Faculty of Medicine, Vancouver Coastal Health Research Institute, University of British Columbia, Vancouver, British Columbia, Canada.
Huntsman Cancer Institute, University of Utah, Salt Lake City, Utah.
Mol Cancer Ther. 2017 Dec;16(12):2656-2667. doi: 10.1158/1535-7163.MCT-17-0397. Epub 2017 Sep 6.
Conventional cytotoxic therapies for synovial sarcoma provide limited benefit, and no drugs specifically targeting the causative SS18-SSX fusion oncoprotein are currently available. Histone deacetylase (HDAC) inhibition has been shown in previous studies to disrupt the synovial sarcoma oncoprotein complex, resulting in apoptosis. To understand the molecular effects of HDAC inhibition, RNA-seq transcriptome analysis was undertaken in six human synovial sarcoma cell lines. HDAC inhibition induced pathways of cell-cycle arrest, neuronal differentiation, and response to oxygen-containing species, effects also observed in other cancers treated with this class of drugs. More specific to synovial sarcoma, polycomb group targets were reactivated, including tumor suppressor , and proapoptotic transcriptional patterns were induced. Functional analyses revealed that ROS-mediated FOXO activation and proapoptotic factors BIK, BIM, and BMF were important to apoptosis induction following HDAC inhibition in synovial sarcoma. HDAC inhibitor pathway activation results in apoptosis and decreased tumor burden following a 7-day quisinostat treatment in the mouse model of synovial sarcoma. This study provides mechanistic support for a particular susceptibility of synovial sarcoma to HDAC inhibition as a means of clinical treatment. .
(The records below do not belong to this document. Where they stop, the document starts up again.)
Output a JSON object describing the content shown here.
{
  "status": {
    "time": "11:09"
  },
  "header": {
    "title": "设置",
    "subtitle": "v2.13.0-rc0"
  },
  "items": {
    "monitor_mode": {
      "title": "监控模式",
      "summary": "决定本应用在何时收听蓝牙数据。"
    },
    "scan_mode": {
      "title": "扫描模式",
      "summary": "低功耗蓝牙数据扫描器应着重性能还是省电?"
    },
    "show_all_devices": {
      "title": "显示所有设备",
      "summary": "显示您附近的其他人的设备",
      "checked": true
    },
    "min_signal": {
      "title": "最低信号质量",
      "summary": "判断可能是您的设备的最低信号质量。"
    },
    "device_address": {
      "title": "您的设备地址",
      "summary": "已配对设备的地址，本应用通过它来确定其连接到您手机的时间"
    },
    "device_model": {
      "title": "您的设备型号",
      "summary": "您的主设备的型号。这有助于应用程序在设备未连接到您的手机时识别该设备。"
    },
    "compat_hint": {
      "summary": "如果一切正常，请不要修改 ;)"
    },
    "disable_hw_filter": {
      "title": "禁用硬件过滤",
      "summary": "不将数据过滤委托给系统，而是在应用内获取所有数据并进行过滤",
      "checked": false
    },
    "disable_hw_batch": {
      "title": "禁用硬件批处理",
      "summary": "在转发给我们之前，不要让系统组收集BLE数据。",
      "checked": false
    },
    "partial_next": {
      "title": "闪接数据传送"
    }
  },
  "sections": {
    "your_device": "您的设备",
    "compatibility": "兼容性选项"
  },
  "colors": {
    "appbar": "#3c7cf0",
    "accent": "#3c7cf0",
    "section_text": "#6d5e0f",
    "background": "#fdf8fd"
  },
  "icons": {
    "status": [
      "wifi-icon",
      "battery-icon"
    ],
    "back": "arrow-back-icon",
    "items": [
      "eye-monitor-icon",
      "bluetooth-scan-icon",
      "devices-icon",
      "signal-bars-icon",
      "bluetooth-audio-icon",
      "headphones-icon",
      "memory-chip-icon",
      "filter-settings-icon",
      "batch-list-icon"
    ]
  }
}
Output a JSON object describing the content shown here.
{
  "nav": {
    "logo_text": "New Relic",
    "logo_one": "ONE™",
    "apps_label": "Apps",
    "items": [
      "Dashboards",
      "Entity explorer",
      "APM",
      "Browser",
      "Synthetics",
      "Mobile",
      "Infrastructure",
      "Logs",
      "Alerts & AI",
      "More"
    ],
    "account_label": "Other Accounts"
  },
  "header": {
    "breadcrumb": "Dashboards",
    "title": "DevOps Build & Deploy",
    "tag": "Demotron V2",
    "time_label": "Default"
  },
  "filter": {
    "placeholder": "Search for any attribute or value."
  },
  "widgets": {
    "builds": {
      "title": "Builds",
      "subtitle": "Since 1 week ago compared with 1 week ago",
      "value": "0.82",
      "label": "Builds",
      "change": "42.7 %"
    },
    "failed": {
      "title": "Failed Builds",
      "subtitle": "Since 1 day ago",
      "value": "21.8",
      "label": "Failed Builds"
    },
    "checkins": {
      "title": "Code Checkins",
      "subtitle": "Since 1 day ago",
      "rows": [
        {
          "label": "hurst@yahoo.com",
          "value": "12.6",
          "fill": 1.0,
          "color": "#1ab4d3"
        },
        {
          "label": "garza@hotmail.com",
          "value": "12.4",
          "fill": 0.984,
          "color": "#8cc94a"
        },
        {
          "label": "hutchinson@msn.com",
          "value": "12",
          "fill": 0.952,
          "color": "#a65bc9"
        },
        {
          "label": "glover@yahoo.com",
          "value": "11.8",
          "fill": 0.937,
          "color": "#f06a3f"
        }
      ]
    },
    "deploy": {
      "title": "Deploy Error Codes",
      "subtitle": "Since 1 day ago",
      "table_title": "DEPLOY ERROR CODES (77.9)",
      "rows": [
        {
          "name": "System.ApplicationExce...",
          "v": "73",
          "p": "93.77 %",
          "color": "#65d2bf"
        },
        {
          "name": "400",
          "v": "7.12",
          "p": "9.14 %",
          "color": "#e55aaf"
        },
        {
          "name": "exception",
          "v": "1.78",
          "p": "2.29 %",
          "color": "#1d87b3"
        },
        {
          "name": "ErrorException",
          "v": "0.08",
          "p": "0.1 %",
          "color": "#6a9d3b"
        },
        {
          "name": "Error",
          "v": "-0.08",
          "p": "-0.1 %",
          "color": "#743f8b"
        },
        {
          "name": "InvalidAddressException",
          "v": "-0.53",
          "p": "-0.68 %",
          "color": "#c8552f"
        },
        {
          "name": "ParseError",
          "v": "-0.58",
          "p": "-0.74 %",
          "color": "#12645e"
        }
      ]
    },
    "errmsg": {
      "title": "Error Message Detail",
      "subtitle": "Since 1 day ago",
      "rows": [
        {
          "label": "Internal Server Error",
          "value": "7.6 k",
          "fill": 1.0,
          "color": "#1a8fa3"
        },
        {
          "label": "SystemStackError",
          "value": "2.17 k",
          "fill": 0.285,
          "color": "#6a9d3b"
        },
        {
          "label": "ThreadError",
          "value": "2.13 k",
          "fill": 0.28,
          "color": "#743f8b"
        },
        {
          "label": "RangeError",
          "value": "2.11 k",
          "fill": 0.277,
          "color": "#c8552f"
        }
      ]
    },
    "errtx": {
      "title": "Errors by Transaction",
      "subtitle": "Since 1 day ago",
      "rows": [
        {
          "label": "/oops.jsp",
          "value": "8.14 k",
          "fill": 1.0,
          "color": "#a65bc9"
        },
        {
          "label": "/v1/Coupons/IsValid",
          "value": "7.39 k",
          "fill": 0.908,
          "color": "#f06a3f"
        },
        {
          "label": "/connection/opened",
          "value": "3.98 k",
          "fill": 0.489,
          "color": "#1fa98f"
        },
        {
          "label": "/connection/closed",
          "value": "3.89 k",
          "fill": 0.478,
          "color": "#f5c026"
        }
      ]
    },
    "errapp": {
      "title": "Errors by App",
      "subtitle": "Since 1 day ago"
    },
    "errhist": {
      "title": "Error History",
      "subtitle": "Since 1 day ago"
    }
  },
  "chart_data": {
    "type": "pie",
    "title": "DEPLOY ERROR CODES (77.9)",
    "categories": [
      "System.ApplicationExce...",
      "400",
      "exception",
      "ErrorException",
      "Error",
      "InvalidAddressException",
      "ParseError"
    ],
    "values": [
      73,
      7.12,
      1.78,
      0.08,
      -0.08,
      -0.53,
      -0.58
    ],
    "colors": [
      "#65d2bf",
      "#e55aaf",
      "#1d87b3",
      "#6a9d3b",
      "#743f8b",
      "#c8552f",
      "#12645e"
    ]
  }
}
传统的细胞毒性疗法对滑膜肉瘤的疗效有限,目前尚无专门针对致病 SS18-SSX 融合癌蛋白的药物。先前的研究表明,组蛋白去乙酰化酶(HDAC)抑制可破坏滑膜肉瘤致癌蛋白复合物,导致细胞凋亡。为了了解 HDAC 抑制的分子作用,对六个人滑膜肉瘤细胞系进行了 RNA-seq 转录组分析。HDAC 抑制诱导细胞周期停滞、神经元分化和对含氧物质反应的途径,这在其他用此类药物治疗的癌症中也观察到。更具体地说,多梳组靶标被重新激活,包括肿瘤抑制因子,诱导促凋亡转录模式。功能分析表明,ROS 介导的 FOXO 激活和促凋亡因子 BIK、BIM 和 BMF 对滑膜肉瘤中 HDAC 抑制诱导的细胞凋亡很重要。在滑膜肉瘤的小鼠模型中,经过 7 天的 quisinostat 治疗,HDAC 抑制剂通路的激活导致细胞凋亡和肿瘤负担减少。这项研究为滑膜肉瘤对 HDAC 抑制的特殊易感性提供了机制支持,作为临床治疗的一种手段。